SFC et rétrovirus murins, le mystère s'épaissit.
Les rétrovirus du lymphome murin (MLV)
forment un groupe complexe dont les séquences
permettent de distinguer ceux qui sont
susceptibles d’infecter la souris seule (désignés
par l’acronyme EMLV) d’autres espèces et non
la souris (XLMV) ou les deux (PLMV). Il était
clair que la publication, il y a un an, dans la
prestigieuse revue Science de la découverte dans
le SFC d'un rétrovirus comportant des séquences
pratiquement identiques à celles d'un XMLV et
résultant probablement de sa recombinaison avec
un PMLV stimulerait de nombreuses études. Ce
rétrovirus murin (MRV) appelé XMRV, avait
d'abord été trouvé dans le cancer de la prostate
aux États-Unis. Deux études conduites en
Allemagne n'ont pas confirmé ce résultat, au
contraire d'une autre étude américaine. Les
résultats ont également été négatifs lors de
l'examen de cancers prostatiques de malades
souffrant de SFC, ce qui devrait apaiser les
craintes soulevées par les recherches initiales.

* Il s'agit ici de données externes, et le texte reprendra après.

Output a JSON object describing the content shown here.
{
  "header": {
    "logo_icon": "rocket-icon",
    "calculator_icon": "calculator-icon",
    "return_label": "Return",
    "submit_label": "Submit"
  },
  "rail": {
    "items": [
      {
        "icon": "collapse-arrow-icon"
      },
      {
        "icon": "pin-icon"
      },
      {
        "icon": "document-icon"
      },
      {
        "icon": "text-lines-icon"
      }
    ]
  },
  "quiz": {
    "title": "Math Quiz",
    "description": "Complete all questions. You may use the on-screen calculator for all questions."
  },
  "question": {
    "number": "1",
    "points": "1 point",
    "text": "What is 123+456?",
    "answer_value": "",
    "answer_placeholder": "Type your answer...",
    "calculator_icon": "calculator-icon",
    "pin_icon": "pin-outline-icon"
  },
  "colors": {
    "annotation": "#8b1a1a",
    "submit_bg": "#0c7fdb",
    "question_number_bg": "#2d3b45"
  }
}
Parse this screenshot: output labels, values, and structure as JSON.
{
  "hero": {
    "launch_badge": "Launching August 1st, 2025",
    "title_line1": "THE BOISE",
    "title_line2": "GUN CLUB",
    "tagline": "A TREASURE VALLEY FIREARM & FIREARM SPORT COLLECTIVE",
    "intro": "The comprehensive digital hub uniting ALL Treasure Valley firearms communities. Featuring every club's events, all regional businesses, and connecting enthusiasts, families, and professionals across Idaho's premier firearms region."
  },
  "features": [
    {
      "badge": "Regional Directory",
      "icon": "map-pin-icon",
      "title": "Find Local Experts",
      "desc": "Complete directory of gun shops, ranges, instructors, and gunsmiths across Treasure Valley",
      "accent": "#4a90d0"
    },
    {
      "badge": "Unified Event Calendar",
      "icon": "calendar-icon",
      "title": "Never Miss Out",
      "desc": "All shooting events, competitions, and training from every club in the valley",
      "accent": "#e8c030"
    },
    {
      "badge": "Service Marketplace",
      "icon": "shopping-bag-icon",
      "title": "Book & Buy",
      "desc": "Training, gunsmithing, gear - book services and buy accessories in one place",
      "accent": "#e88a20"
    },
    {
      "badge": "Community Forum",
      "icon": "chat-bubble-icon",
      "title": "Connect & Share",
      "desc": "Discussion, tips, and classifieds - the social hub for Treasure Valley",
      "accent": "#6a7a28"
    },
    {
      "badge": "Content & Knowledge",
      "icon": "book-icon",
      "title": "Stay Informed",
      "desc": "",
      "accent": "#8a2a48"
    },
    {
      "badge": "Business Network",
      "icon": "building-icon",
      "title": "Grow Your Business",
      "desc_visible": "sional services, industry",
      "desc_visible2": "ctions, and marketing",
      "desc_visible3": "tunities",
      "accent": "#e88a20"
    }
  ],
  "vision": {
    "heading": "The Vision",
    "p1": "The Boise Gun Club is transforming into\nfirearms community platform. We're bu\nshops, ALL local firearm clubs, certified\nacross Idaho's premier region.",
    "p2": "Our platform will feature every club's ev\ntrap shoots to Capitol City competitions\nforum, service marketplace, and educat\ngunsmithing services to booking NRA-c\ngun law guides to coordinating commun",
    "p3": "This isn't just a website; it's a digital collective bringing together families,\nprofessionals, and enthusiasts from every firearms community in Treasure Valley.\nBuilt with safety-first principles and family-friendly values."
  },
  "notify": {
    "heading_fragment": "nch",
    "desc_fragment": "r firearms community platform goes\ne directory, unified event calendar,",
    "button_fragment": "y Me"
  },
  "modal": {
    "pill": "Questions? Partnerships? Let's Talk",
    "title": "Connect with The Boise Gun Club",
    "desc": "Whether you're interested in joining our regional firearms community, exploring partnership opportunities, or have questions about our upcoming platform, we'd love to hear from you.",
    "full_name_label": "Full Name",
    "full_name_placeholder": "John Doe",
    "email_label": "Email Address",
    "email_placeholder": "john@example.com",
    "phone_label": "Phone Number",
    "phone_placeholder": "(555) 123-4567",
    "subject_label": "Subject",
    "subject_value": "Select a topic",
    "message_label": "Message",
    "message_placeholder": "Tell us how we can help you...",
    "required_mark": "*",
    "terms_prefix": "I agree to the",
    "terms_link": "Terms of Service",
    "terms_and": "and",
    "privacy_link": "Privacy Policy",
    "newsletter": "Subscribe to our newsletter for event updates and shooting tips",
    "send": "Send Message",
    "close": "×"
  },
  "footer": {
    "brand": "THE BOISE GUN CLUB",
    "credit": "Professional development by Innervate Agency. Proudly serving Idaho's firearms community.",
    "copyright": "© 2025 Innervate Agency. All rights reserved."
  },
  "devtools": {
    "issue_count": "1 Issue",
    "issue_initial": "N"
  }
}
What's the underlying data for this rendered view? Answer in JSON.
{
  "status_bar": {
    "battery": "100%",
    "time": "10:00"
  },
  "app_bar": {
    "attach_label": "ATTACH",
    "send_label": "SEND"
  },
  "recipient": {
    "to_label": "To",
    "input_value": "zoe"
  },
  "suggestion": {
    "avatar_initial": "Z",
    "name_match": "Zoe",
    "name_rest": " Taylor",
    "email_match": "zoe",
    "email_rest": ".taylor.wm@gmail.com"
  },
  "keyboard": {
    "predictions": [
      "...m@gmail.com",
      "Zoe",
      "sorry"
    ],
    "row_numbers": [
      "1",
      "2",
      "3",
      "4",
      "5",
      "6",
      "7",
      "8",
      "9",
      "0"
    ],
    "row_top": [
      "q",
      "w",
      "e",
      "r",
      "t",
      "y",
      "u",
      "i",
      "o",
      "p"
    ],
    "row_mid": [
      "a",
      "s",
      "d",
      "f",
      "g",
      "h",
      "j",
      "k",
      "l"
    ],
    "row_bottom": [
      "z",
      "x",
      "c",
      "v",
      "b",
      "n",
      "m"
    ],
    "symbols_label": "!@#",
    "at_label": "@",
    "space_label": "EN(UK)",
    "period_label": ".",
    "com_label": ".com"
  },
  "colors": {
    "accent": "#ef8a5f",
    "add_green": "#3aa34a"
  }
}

Depuis l'article de Science, quatre études
européennes et américaines n'ont pas permis de
mettre en évidence le XMRV dans le sang dans
le SFC par biologie moléculaire, sans comporter
les études immunologiques et virologiques qui
ont complété l'étude de Science. Il en est de
même de la dernière étude dans le SFC, publiée
dans le numéro du 7 septembre de la toute aussi
prestigieuse revue PNAS. Effectuée avec des
prélèvements sanguins collectés de 1990 à 2010,
cette étude de biologie moléculaire n'a pas
retrouvé XMRV, mais a mis en évidence des
séquences de MLV dans 86,5 % des cas de SFC
(et même 96 % des membres d'une cohorte de
malades diagnostiqués avec des critères très
rigoureux) contre 6.8 % des sujets normaux. Les
mêmes séquences ont été retrouvées lors
d'examens répétés chez les mêmes malades. La
contamination par du matériel d'origine murine
paraît parfaitement exclue. Au contraire de la
remarquable quasi identité des séquences de
XMRV caractérisées précédemment, l'étude de
PNAS a révélé plusieurs types différents de
séquences proches de celles de PMLV et
apparemment différentes de celles caractérisées
chez des sujets normaux. Les discordances entre
toutes ces études pourraient s'expliquer par des
différences géographiques entre les virus
dérivés des MLV, des différences
technologiques et/ou une hétérogénéité des
diagnostics de SFC. Il faut souligner que les
techniques utilisées ont permis de séquencer une
partie limitée et non l'intégralité des génomes
viraux, ce qui empêche une comparaison parfaite
dans un monde rendu complexe par les
recombinaisons, réarrangements et mutations
chers aux virus. Il est d'ailleurs probable que le
mécanisme de la pathogénicité implique une co-
infection par plusieurs MLV et possiblement
d'autres virus. Quoiqu'il en soit, ces travaux sont
en faveur d'un rôle des MLV dans le SFC. De
nombreuses autres études dans des domaines
variés sont bien sûr nécessaires avant d'arriver à
une conclusion. Surtout, comme le soulignent
pertinemment les biologistes moléculaires du
CNRS de Montpellier dans leur éditorial
accompagnant l'article de PNAS, la preuve ne
peut venir que de l'effet de l'éradication des
virus par des traitements adaptés. Ils rappellent
que le rôle direct de la bactérie Helicobacter
pylori dans les ulcères gastroduodénaux n'a été
admis que quand leur guérison par des
traitements antibiotiques a été démontrée. Ce
type de recherche est maintenant envisageable
dans le SFC, mais il faut en peser le rapport
bénéfices/risques et elles ne paraissent pas
faciles à conduire avec la rigueur indispensable.
A titre anecdotique et personnel, j'ai vécu aux
États-Unis et y ai participé à des recherches
chez la souris. L'infection virale qui a conduit à
mon entrée dans le SFC n'a pas été contractée à
cette occasion, mais 5 ans plus tard lors d'un
séjour aux États-Unis pendant lequel je n'ai pas
eu le moindre contact avec des souris ou des
cellules murines. JL Preud’homme,
Médecin retraité, professeur d’Immunologie, SFC déclaré au décours d’une infection, par un virus non
identifié, contractée aux États-Unis.
. PNAS : Proceedings of the National Academy of Sciences.